Users’ personal information is sold online for just a little more than 1 US cent apiece. (Picture: The Beijing News)

So how did the information got stolen? Turns out, they were leaked by delivery drivers, as well as operators that run takeaway services for restaurants.

Marketing firms and cold callers made up the majority of data buyers, who communicated through online chat groups.  

Food delivery apps are hugely popular in China. More than 343 million users across most Chinese cities have grown accustomed to these fast and cheap services -- that's roughly one in every four people in the country. 

Meituan and Ele.me say that they have notified the police and are working to improve the security of their platforms.

Users of food delivery services grew 135 million in a year, according to a CNNIC report. (Picture: AFP)

Still, the case triggered an outcry among Chinese internet users, who are becoming increasingly worried about online privacy. Many say they've been kept in the dark on how tech companies are using their personal data.

Recently, a think tank in Beijing found that some internet lenders did not include privacy agreements in their apps -- and often asked to access information that's unnecessary for operating their services.

And last year, Huawei reportedly gleaned information from WeChat messages to provide restaurant recommendations for users of its Honor Magic smartphones.
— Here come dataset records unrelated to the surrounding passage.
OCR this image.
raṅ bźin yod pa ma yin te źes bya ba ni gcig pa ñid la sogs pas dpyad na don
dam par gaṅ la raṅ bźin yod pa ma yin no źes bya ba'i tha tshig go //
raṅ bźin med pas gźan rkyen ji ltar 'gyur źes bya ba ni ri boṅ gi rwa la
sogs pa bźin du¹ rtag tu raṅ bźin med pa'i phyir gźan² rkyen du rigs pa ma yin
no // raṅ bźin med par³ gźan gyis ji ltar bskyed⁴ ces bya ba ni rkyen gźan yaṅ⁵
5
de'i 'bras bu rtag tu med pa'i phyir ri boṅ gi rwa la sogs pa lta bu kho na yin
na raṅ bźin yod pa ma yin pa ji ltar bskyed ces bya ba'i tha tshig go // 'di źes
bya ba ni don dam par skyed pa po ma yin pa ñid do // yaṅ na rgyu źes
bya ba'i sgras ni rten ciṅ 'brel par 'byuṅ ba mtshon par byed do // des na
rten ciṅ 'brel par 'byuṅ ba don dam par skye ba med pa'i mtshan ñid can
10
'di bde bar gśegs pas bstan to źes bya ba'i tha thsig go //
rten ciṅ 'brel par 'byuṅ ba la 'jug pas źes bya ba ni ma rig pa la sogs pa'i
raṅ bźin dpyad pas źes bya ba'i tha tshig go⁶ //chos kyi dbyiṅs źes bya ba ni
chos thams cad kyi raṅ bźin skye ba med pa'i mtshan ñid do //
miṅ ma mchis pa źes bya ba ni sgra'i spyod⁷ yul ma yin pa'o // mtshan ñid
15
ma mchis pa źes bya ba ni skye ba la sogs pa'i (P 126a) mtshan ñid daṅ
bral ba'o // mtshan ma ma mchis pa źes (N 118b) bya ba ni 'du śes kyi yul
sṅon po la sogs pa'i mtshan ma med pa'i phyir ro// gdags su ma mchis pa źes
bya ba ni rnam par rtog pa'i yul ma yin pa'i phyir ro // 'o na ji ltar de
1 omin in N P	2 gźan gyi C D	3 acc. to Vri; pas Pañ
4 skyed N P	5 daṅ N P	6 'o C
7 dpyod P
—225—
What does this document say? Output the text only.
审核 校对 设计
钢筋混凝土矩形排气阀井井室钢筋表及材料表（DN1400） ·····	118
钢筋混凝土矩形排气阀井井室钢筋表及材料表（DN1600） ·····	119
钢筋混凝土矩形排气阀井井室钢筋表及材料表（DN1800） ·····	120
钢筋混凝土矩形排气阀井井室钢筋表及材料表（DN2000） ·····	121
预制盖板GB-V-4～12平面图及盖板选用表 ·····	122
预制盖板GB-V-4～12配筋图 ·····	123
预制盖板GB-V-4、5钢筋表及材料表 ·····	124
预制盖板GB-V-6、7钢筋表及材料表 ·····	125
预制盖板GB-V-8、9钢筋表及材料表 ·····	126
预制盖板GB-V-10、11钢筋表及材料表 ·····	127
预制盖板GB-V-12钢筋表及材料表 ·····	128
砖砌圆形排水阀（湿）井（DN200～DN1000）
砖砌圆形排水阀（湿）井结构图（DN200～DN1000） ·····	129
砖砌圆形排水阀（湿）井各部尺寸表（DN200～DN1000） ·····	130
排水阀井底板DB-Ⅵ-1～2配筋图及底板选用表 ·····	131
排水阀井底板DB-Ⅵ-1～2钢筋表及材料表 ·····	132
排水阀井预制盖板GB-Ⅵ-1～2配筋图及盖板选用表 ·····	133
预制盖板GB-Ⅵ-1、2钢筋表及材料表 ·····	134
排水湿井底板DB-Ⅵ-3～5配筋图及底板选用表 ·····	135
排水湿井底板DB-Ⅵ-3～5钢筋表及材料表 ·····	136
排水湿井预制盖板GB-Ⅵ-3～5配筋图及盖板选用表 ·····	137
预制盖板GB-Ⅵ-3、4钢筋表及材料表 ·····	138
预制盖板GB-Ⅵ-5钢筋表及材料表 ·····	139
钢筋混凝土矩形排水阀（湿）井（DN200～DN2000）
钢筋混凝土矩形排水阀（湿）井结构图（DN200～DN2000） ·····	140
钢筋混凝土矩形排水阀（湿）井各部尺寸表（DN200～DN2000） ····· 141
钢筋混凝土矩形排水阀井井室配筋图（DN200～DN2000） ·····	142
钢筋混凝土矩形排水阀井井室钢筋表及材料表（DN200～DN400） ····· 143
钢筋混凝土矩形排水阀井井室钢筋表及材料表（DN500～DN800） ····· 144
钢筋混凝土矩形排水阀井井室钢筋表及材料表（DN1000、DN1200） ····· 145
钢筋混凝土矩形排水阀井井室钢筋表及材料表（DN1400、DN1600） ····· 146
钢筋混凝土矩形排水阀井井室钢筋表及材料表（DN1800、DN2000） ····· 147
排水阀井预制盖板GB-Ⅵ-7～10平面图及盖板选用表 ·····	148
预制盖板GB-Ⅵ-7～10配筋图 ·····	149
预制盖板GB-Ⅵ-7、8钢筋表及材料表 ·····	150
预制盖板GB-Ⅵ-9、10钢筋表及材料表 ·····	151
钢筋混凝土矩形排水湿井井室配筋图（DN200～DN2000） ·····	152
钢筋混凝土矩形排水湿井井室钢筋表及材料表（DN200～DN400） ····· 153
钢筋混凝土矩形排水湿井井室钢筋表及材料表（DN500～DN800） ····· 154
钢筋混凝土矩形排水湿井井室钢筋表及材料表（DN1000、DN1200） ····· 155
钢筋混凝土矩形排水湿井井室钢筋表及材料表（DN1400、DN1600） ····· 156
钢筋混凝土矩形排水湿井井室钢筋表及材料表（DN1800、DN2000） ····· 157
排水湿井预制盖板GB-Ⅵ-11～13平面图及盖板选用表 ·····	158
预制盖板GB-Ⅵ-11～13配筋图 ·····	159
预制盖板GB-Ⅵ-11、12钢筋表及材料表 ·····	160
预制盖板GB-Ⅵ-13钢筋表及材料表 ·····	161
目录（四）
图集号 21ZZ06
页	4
The move was blasted by WeChat provider Tencent, which itself was accused of snooping on chats.

The government has been taking actions to tackle growing concerns.

In January, regulators slammed Baidu, Alibaba and news aggregator giant Bytedance over what they called weak data protection policies. Companies were warned they could face severe punishment for future violations. 

(Abacus is a unit of the South China Morning Post, which is owned by Alibaba.)